La guardia costera de Japón anunció que investiga al fabricante automovilístico japonés Toyota bajo sospechas de haber vertido aguas con residuos alcalinos no procesados en el puerto de Yokohama, al sur de Tokio.
La guardia costera de Japón anunció hoy que investiga al fabricante automovilístico japonés Toyota bajo sospechas de haber vertido aguas con residuos alcalinos no procesados en el puerto de Yokohama, al sur de Tokio.
La investigación implica además a la constructora Toyota T&S Construction, propiedad en un 56 por ciento de Toyota Motors la primera del sector en Japón, según fuentes legales citadas por la agencia Kyodo.

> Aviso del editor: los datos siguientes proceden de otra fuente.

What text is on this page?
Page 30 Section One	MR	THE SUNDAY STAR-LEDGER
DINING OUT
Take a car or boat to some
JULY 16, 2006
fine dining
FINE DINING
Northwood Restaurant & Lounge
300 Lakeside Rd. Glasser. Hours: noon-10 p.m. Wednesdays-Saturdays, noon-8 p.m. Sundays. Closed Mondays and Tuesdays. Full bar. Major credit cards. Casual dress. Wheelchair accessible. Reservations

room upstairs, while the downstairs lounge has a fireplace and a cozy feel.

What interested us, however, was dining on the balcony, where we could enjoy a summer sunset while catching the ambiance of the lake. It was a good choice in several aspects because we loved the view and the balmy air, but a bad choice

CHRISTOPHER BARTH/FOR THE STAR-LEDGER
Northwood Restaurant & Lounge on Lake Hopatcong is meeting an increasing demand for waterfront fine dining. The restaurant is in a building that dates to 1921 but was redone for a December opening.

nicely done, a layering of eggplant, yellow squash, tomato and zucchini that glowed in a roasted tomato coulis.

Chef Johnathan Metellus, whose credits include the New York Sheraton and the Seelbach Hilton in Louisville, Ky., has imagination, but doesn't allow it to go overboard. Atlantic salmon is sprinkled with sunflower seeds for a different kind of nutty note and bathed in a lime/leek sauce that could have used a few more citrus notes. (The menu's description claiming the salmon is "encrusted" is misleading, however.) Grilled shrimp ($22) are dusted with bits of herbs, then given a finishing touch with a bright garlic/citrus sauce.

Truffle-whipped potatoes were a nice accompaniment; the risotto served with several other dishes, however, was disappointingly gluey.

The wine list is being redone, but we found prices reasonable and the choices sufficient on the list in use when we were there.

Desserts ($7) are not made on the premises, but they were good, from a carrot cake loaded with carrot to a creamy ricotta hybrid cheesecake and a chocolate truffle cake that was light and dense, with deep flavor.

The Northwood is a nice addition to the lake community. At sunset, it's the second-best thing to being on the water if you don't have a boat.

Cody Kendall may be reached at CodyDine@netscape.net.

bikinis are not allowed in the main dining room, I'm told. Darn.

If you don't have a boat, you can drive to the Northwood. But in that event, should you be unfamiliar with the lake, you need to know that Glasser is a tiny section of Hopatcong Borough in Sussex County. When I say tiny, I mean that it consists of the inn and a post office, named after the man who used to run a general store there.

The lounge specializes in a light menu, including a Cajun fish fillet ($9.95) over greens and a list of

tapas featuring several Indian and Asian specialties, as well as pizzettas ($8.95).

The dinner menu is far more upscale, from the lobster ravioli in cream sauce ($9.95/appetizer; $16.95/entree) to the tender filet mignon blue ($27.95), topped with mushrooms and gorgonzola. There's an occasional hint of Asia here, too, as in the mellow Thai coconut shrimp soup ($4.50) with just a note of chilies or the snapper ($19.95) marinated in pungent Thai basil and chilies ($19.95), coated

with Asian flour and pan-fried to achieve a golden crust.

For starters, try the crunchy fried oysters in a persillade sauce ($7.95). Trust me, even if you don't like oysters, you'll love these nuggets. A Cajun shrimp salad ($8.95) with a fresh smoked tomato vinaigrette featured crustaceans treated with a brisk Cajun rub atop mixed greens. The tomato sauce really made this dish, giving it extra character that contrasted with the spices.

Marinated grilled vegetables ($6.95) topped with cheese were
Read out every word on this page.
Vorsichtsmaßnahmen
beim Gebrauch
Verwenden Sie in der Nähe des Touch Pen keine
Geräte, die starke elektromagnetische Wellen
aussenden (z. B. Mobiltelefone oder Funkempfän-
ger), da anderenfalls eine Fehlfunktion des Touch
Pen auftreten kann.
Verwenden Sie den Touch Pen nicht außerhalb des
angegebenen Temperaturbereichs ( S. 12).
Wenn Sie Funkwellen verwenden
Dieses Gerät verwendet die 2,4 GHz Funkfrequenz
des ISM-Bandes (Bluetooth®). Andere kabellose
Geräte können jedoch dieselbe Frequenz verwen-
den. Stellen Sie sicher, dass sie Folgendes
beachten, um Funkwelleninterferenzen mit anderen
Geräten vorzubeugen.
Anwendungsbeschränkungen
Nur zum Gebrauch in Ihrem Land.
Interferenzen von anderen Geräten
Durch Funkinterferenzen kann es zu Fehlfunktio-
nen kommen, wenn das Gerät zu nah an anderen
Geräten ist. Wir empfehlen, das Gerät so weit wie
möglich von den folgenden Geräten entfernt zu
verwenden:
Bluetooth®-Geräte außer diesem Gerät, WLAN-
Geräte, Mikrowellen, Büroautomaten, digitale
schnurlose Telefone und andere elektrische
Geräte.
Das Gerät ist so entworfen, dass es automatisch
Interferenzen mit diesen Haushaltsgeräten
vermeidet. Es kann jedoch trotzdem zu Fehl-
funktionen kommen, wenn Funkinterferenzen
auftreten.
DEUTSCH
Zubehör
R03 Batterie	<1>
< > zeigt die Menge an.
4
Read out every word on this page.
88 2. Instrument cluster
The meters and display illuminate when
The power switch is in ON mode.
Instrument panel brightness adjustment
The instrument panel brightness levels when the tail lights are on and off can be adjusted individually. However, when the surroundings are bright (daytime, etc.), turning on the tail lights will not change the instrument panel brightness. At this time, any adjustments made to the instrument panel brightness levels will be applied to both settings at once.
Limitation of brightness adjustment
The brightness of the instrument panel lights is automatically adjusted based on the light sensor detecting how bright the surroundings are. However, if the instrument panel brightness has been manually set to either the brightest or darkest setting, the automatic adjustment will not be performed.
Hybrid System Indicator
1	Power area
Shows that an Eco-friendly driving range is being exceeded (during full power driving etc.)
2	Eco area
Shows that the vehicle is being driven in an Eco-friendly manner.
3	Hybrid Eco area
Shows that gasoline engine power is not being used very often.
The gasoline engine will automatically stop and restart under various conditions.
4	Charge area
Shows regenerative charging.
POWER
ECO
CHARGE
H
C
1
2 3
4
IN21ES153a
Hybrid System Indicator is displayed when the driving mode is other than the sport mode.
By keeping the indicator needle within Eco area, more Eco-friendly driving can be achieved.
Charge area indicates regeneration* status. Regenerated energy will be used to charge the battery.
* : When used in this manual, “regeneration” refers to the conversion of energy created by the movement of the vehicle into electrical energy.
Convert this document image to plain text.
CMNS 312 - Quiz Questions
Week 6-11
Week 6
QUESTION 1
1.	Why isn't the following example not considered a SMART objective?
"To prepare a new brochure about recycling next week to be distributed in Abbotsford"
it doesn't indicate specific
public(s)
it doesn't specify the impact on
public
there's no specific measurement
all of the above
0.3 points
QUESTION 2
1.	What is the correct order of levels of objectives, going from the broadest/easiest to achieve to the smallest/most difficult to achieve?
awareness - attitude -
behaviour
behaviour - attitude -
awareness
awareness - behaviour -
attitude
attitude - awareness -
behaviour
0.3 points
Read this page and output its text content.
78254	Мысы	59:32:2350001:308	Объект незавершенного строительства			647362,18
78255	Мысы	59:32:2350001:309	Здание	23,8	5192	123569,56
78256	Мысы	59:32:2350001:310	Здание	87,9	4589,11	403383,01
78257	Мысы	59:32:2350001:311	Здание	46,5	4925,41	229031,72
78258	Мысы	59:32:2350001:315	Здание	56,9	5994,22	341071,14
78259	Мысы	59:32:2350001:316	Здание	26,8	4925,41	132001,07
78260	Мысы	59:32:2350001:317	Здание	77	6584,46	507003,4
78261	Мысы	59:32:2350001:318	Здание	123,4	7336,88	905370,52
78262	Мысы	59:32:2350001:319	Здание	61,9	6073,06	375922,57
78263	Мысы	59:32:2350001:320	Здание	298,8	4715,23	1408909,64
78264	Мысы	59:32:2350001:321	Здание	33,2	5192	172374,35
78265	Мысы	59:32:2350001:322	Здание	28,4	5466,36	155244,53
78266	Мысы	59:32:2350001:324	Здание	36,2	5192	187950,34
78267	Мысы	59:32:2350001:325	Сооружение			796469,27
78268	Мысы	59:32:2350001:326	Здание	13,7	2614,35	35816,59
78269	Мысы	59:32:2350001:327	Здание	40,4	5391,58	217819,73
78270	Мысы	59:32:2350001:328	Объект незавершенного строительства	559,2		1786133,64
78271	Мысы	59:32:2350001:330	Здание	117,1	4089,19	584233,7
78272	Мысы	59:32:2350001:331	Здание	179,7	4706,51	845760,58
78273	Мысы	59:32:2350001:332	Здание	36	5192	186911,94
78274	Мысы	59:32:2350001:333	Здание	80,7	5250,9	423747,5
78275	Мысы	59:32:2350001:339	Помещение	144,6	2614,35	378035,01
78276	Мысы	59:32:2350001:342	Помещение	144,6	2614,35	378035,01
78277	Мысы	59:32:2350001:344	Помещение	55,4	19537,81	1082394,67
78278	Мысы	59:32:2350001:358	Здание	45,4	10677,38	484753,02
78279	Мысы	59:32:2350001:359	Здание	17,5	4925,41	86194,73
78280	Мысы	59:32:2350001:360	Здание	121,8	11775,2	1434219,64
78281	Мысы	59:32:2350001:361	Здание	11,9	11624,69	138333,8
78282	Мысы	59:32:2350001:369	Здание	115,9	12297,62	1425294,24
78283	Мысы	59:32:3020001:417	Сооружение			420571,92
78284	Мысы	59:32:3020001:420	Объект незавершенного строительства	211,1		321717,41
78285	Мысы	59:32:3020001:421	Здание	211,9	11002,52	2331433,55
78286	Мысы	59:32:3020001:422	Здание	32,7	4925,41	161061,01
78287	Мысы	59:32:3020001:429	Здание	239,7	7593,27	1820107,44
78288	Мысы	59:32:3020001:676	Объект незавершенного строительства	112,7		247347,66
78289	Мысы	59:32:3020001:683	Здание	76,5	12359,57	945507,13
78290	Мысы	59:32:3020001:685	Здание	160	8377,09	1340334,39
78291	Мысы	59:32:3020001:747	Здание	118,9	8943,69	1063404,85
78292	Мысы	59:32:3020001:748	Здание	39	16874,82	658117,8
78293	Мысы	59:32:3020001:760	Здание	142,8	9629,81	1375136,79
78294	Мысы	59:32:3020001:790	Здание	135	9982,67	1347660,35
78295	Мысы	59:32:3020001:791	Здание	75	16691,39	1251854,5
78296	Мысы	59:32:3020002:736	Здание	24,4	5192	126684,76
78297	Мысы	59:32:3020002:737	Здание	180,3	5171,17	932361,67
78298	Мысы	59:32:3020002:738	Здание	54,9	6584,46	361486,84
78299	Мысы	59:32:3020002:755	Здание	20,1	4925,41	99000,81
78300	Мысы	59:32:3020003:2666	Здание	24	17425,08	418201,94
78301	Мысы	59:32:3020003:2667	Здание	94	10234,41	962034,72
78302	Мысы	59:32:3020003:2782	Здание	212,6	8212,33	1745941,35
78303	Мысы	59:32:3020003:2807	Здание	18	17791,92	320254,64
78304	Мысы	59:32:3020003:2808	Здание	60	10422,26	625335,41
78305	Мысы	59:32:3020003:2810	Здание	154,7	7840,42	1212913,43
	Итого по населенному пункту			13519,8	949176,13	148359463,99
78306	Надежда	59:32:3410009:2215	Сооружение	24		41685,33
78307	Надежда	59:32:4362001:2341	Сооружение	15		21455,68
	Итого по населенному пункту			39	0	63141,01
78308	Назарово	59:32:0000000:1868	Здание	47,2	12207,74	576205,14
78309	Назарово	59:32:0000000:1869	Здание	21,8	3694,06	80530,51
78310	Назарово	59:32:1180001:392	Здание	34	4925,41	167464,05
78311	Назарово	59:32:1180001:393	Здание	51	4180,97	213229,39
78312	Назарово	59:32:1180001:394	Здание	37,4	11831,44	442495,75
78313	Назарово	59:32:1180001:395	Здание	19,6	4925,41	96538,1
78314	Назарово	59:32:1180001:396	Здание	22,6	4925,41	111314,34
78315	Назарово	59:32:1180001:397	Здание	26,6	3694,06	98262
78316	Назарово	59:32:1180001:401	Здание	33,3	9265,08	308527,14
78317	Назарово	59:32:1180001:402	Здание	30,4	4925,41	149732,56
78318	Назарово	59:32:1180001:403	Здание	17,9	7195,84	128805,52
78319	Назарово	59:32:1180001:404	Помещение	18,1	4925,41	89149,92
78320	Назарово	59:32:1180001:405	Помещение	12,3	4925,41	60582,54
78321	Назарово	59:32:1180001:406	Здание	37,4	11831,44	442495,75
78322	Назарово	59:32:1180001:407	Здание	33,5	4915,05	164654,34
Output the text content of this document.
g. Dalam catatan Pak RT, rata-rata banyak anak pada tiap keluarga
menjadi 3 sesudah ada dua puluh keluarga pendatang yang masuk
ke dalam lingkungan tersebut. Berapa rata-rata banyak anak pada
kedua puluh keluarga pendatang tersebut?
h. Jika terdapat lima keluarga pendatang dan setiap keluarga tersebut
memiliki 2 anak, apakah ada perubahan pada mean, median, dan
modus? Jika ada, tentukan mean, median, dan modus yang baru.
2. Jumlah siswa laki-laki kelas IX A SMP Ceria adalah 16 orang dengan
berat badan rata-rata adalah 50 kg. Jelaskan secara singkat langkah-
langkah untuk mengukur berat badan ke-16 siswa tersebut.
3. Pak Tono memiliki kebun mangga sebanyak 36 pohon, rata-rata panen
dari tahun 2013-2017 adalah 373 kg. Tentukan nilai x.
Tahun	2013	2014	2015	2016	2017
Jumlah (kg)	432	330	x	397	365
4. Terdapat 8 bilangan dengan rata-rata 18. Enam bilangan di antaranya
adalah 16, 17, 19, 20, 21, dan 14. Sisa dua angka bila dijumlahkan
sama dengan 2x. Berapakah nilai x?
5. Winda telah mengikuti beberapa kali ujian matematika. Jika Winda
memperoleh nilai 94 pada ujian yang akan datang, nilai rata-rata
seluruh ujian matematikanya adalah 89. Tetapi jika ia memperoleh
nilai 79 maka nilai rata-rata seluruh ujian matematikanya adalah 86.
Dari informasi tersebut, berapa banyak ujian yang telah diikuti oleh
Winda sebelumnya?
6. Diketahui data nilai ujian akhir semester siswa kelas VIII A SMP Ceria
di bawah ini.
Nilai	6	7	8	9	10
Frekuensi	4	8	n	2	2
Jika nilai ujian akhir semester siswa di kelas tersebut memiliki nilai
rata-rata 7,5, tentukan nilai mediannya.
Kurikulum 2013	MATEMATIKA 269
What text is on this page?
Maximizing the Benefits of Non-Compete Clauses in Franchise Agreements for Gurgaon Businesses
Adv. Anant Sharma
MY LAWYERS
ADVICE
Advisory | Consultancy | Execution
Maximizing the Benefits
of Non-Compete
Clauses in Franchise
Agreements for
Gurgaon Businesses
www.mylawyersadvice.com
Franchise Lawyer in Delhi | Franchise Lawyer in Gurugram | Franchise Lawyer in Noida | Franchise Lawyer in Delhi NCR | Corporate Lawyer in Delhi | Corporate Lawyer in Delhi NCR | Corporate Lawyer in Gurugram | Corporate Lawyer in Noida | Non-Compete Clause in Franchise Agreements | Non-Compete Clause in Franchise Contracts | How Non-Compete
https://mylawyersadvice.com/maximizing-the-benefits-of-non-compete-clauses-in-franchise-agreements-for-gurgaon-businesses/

Ambas firmas son sospechosas de violar la ley de prevención de la contaminación por haber vertido entre el pasado 23 de junio y el 5 de julio unos 195 litros de agua residual cuyo contenido alcalino era un 50 por ciento más de lo permitido por la normativa de la región de Kanagawa, cuya capital es Yokohama.
Toyota y su filial construían un tanque de gasolina a una planta de mantenimiento de vehículos y según las autoridades, no hicieron nada para evitar que cayeran al mar aguas de lluvia estancadas que produjeron elementos alcalinos tras entrar en contacto con el concreto de las obras.
La investigación fue iniciada después de que una lancha patrullera detectara en junio agua blanca en el puerto de Yokohama.
Toyota, por su parte ha emitido un comunicado en el que asegura que evitará que este tipo de incidente vuelva a ocurrir.